Here I've added battlements to the rear line. But there are a couple of problems. First of all, the gaps in the battlements (which are called crenels; the solid parts are called merlons) tend to line up between the front and rear since the two lines are the same length and the pattern is the same. Second, since I'm forcing merlons at the sides of the building, I end up with a double-wide merlon at each side. The solution is to reverse the "polarity" of the rear battlements and make it start with a crenel (gap) at either side:
Now I need to color in the back part of the roof. Because the back is concave, it gets the opposite gradient from the convex front part. There's no simple way in SVG to reverse a gradient, so I have to create a new reversed gradient myself.

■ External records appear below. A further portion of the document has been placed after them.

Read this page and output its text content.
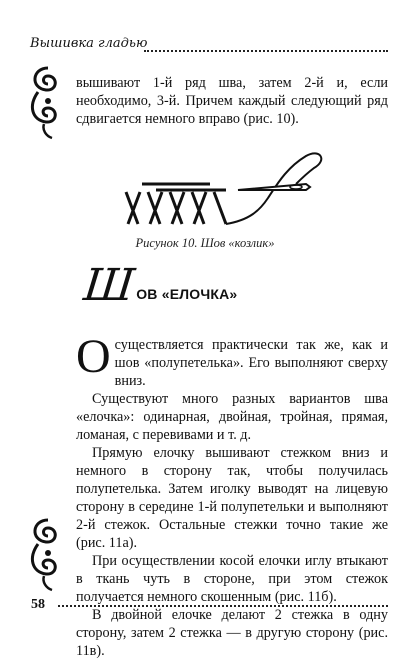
Вышивка гладью

вышивают 1-й ряд шва, затем 2-й и, если необходимо, 3-й. Причем каждый следующий ряд сдвигается немного вправо (рис. 10).

Рисунок 10. Шов «козлик»
Ш ОВ «ЕЛОЧКА»

Осуществляется практически так же, как и шов «полупетелька». Его выполняют сверху вниз.

Существуют много разных вариантов шва «елочка»: одинарная, двойная, тройная, прямая, ломаная, с перевивами и т. д.

Прямую елочку вышивают стежком вниз и немного в сторону так, чтобы получилась полупетелька. Затем иголку выводят на лицевую сторону в середине 1-й полупетельки и выполняют 2-й стежок. Остальные стежки точно такие же (рис. 11а).

При осуществлении косой елочки иглу втыкают в ткань чуть в стороне, при этом стежок получается немного скошенным (рис. 11б).

В двойной елочке делают 2 стежка в одну сторону, затем 2 стежка — в другую сторону (рис. 11в).

58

There are still a couple of shortcomings here. The roof is probably too "deep" -- we should be able to see a floor between the front and back. And the walls themselves are just lines -- there's no depth to the battlements. Neither problem shows up at map scale, though, so I can ignore them. :-)
The parapet style roof is like the battlement style, but it sticks out from the building. (So that defenders can drop burning oil and the like on anyone at the walls of the building.) Drawing this in faux 3D is much the same as for battlements. The two differences are that I draw a line around the bottom of the parapet and I add a shadow underneath the parapet.
The shadow underneath the parapet is probably overkill at the map scale but I left it in anyway.
Doing battlements on square buildings turned out to be more challenging because there are three pieces to deal with. There are left and right sides with slanted roof lines that are in the shadows and then a back wall that is lit. With a routine to take a line and add crenels to it to create battlements, it's mostly a matter of bookkeeping to determine the four lines of the roof, the fill areas and sorting out the order to draw them. That only took me a few hours :-).
Surprisingly enough (to me, anyway) parapets on square buildings fell into place without any additional work.
And here's what that looks like put together to create a "castle":
Note that the wall -- since it's really just a narrow building -- has picked up a second set of battlements, but the door remains just a piercing through the front of the wall.